The Koch brothers have been fighting to take control of the Cato Institute, against the wishes of its current leaders and staff, who they deem insufficiently devoted to the cause of plutocracy and the Republican Party. After a lengthy, public fight, the two sides reached a compromise, in which CEO Ed Crane will be pushed out and John Allison will take charge of the libertarian think tank. Allison is the former chairman of BB&T bank and best known for donating vast sums to universities and using his leverage to force them to assign their students to read Ayn Rand screeds.
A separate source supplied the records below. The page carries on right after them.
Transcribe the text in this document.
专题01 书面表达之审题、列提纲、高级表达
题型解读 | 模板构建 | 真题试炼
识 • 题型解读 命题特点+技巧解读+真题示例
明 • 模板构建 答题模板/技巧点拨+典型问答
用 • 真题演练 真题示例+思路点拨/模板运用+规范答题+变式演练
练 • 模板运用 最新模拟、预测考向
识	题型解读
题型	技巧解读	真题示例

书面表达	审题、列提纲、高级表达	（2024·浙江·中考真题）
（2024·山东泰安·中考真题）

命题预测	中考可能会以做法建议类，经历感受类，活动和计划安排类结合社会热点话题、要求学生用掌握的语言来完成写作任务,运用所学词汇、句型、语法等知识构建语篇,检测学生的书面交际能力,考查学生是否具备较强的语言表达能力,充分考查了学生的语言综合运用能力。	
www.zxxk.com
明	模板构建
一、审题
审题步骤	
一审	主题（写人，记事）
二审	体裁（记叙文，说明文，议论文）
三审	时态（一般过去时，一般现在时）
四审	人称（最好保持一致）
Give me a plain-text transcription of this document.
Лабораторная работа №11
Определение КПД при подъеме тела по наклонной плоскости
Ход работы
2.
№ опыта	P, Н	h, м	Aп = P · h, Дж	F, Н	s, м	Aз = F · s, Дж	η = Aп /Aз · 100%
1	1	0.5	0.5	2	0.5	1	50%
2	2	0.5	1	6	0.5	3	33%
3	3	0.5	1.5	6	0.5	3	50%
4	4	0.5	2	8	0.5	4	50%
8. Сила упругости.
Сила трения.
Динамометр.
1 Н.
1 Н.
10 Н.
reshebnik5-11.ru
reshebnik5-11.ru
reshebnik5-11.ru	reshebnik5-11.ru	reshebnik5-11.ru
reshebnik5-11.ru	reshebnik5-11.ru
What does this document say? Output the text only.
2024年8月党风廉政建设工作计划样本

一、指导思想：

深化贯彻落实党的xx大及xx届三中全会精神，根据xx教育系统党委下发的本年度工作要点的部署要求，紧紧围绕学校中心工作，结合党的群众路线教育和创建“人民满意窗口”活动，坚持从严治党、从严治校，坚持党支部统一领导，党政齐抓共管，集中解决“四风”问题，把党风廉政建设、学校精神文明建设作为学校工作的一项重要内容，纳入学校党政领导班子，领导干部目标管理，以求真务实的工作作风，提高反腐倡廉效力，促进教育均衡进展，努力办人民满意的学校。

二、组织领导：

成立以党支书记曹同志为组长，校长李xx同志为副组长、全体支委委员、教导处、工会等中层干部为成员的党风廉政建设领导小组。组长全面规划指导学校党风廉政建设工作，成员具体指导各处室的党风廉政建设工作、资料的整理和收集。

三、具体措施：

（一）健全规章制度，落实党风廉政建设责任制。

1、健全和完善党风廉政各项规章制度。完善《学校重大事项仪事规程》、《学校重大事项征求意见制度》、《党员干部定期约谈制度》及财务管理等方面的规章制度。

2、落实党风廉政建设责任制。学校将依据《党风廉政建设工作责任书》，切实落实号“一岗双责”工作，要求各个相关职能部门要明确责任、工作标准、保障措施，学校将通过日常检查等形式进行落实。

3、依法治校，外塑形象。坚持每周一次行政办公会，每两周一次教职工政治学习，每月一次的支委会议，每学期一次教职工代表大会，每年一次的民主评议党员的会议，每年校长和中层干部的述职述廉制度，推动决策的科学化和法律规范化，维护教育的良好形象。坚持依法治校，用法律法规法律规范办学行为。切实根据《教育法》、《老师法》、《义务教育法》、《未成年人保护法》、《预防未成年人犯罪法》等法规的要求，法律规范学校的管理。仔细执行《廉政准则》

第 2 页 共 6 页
The running of a libertarian think tank seems like a more appropriate venue for Allison to act upon his devotion to Rand's nuttery than forcing it upon students who are trying to learn actual stuff.

Allison's ascension is in keeping with the general trend of the Washington libertarian movement to define itself mainly in economic terms. (The trend has been opposed by a handful of libertarian dissidents, the most prominent of whom have been purged.)

It's not just economic libertarianism in general that moves the likes of Allison, but a specific belief that economic freedom is defined primarily as opposition to egalitarianism. (As opposed to focusing on something like the regulatory power of state and local business cartels.) Allison has called egalitarianism "the most destructive principle in our society." The general thrust of Rand-influenced libertarianism, which you see in the philosophy of Rand-influenced Republicans like Grover Norquist and Paul Ryan, is that the central evil in public life is the poor using the political system to gang up on the rich and redistribute their resources. (For those unfamiliar with my thoughts on Rand and her influence on the contemporary right, you can read them here.)

Allison will no doubt continue to support Cato's libertarian work on foreign policy and social issues, but expect Cato's central thrust as an anti-egalitarian organization to continue or intensify. And since this places Cato in support of the Republican Party, it will probably satisfy the Kochs.